Prévenir les ongles noirs en course à pied – Approche systémique

Nombre de coureurs se plaignent de l’apparition d’ongles noirs après une longue course, un marathon, un Trail, ou tout simplement après des entrainements un peu plus soutenus. Pour certains c’est exceptionnel, pour d’autres c’est récurant. Nous pensons immédiatement que les chaussures sont trop petites, trop étroites, mal serrées, ou encore que les ongles sont mal coupés, limitant à deux ou trois facteurs les causes d’apparition de cette pathologie, alors que cela peut provenir d’erreurs techniques ou de faiblesses architecturales. Si chausser des chaussures plus grandes limite l’apparition de ce phénomène, cela a pour conséquence aussi de masquer les défauts et les faiblesses à l’origine de celui-ci, laissant le coureur les perpétuer.

Pourquoi l’ongle devient-il noir ?

Dans le cadre de la course à pied, l’apparition d’un hématome sous-unguéal fait suite à des microtraumatismes répétés ou à un choc violent au niveau de l’ongle. Dans le premier cas c’est la conséquence de la répétition de frottements ou de compressions, et dans le second cas suite à un choc brutal lorsque le pied bute dans une pierre par exemple. Précisons que ce n’est que lors de la phase de prise d’appui que peuvent apparaitre ces phénomènes. Une phase d’appui que nous séquencerons en trois temps.

Premier temps. Juste avant la prise d’appui, les orteils sont relevés et les ongles plus ou moins en contact avec le mèche (dessus de la chaussure) selon la forme de la Toe box (boite à orteils) et la souplesse de la chaussure (semelle et mèche). Notons dès à présent que l’extension des orteils dans la chaussure devrait se faire sans contraintes, comme lorsque nous sommes pieds nus. Ainsi debout, les chaussures aux pieds, il suffit pour tester la souplesse du mèche et de la chaussure de redresser les orteils. Plus cela est difficile plus le risque de frottement est important.

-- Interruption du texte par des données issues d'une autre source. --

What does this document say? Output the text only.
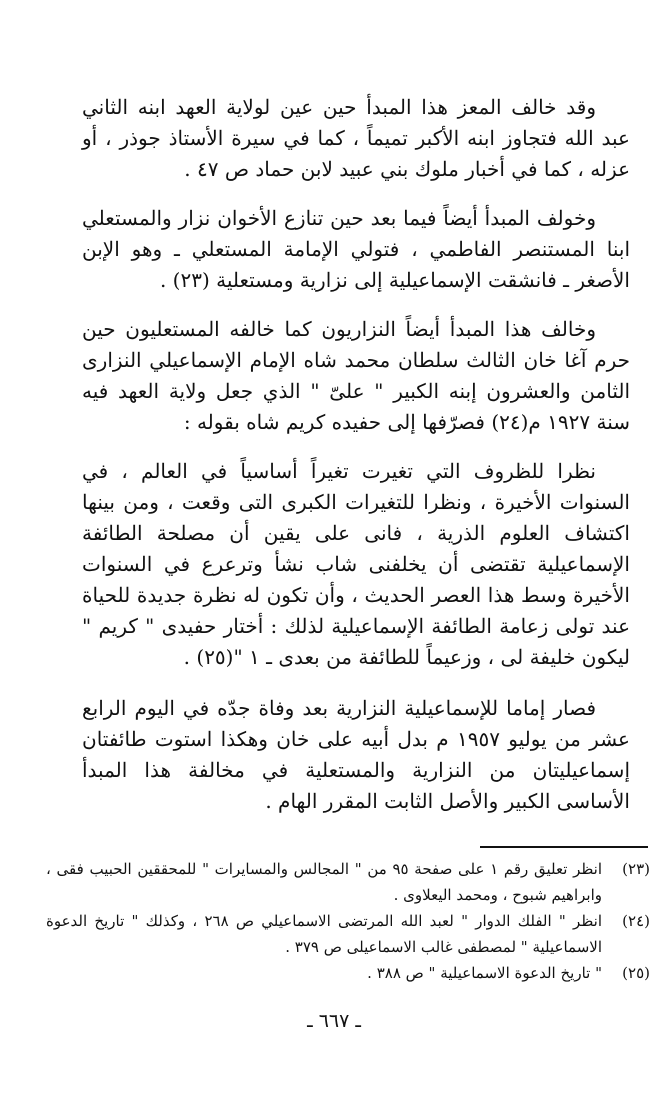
وقد خالف المعز هذا المبدأ حين عين لولاية العهد ابنه الثاني عبد الله فتجاوز ابنه الأكبر تميماً ، كما في سيرة الأستاذ جوذر ، أو عزله ، كما في أخبار ملوك بني عبيد لابن حماد ص ٤٧ .

وخولف المبدأ أيضاً فيما بعد حين تنازع الأخوان نزار والمستعلي ابنا المستنصر الفاطمي ، فتولي الإمامة المستعلي ـ وهو الإبن الأصغر ـ فانشقت الإسماعيلية إلى نزارية ومستعلية (٢٣) .

وخالف هذا المبدأ أيضاً النزاريون كما خالفه المستعليون حين حرم آغا خان الثالث سلطان محمد شاه الإمام الإسماعيلي النزارى الثامن والعشرون إبنه الكبير " علىّ " الذي جعل ولاية العهد فيه سنة ١٩٢٧ م(٢٤) فصرّفها إلى حفيده كريم شاه بقوله :

نظرا للظروف التي تغيرت تغيراً أساسياً في العالم ، في السنوات الأخيرة ، ونظرا للتغيرات الكبرى التى وقعت ، ومن بينها اكتشاف العلوم الذرية ، فانى على يقين أن مصلحة الطائفة الإسماعيلية تقتضى أن يخلفنى شاب نشأ وترعرع في السنوات الأخيرة وسط هذا العصر الحديث ، وأن تكون له نظرة جديدة للحياة عند تولى زعامة الطائفة الإسماعيلية لذلك : أختار حفيدى " كريم " ليكون خليفة لى ، وزعيماً للطائفة من بعدى ـ ١ "(٢٥) .

فصار إماما للإسماعيلية النزارية بعد وفاة جدّه في اليوم الرابع عشر من يوليو ١٩٥٧ م بدل أبيه على خان وهكذا استوت طائفتان إسماعيليتان من النزارية والمستعلية في مخالفة هذا المبدأ الأساسى الكبير والأصل الثابت المقرر الهام .

(٢٣)
انظر تعليق رقم ١ على صفحة ٩٥ من " المجالس والمسايرات " للمحققين الحبيب فقى ، وابراهيم شبوح ، ومحمد اليعلاوى .
(٢٤)
انظر " الفلك الدوار " لعبد الله المرتضى الاسماعيلي ص ٢٦٨ ، وكذلك " تاريخ الدعوة الاسماعيلية " لمصطفى غالب الاسماعيلى ص ٣٧٩ .
(٢٥)
" تاريخ الدعوة الاسماعيلية " ص ٣٨٨ .
ـ ٦٦٧ ـ
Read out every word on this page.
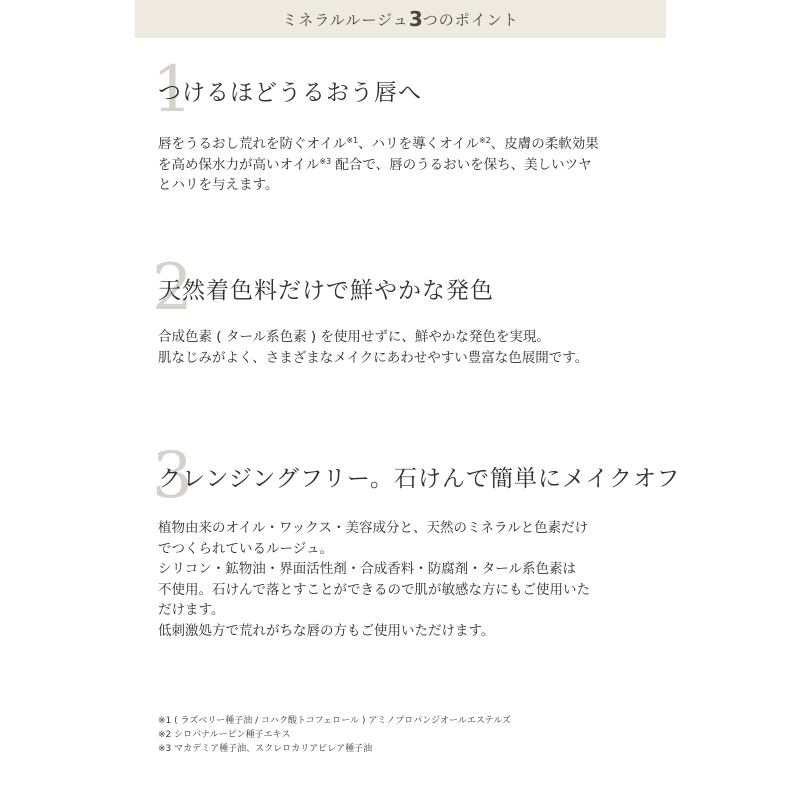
ミネラルルージュ 3 つのポイント
1
つけるほどうるおう唇へ

唇をうるおし荒れを防ぐオイル$^{※1}$、ハリを導くオイル$^{※2}$、皮膚の柔軟効果

を高め保水力が高いオイル$^{※3}$ 配合で、唇のうるおいを保ち、美しいツヤ

とハリを与えます。

2
天然着色料だけで鮮やかな発色

合成色素 ( タール系色素 ) を使用せずに、鮮やかな発色を実現。

肌なじみがよく、さまざまなメイクにあわせやすい豊富な色展開です。

3
クレンジングフリー。石けんで簡単にメイクオフ

植物由来のオイル・ワックス・美容成分と、天然のミネラルと色素だけ

でつくられているルージュ。

シリコン・鉱物油・界面活性剤・合成香料・防腐剤・タール系色素は

不使用。石けんで落とすことができるので肌が敏感な方にもご使用いた

だけます。

低刺激処方で荒れがちな唇の方もご使用いただけます。

※1 ( ラズベリー種子油 / コハク酸トコフェロール ) アミノプロパンジオールエステルズ

※2 シロバナルーピン種子エキス

※3 マカデミア種子油、スクレロカリアビレア種子油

Deuxième temps. Lors de la prise d’appui, sur un sol plat, la chaussure frotte plus ou moins sur le sol en fonction de la qualité de la foulée et ce, quelle que soit la technique de prise d’appui. Cette force de frottement orientée vers l’arrière qui freine la chaussure  a pour conséquence de faire glisser le pied vers l’avant dans la chaussure alors que les orteils sont encore relevés. Si l’extension des orteils est limitée dans la chaussure et que les ongles sont au contact du mèche, ils frottent sur le tissu et sont tout simplement cisaillés à chaque foulée. Et si la chaussure est trop petite les orteils butent contre l’avant de celle-ci… Rappelons qu’un marathon couru en 4h à une cadence moyenne de 180ppm comptabilise 40 000 pas ! Dès lors, les ongles n’ont qu’à bien se tenir si la chaussure ne convient pas ou si le coureur présente des défauts techniques. Insistons sur le fait que l’extension des orteils précédant la prise d’appui et au départ de la prise d’appui est un phénomène mécanique naturel et indispensable. Il permet lors d’une foulée avant-pied de présenter la partie la plus large et la plus adaptable du pied, l’arche antérieure.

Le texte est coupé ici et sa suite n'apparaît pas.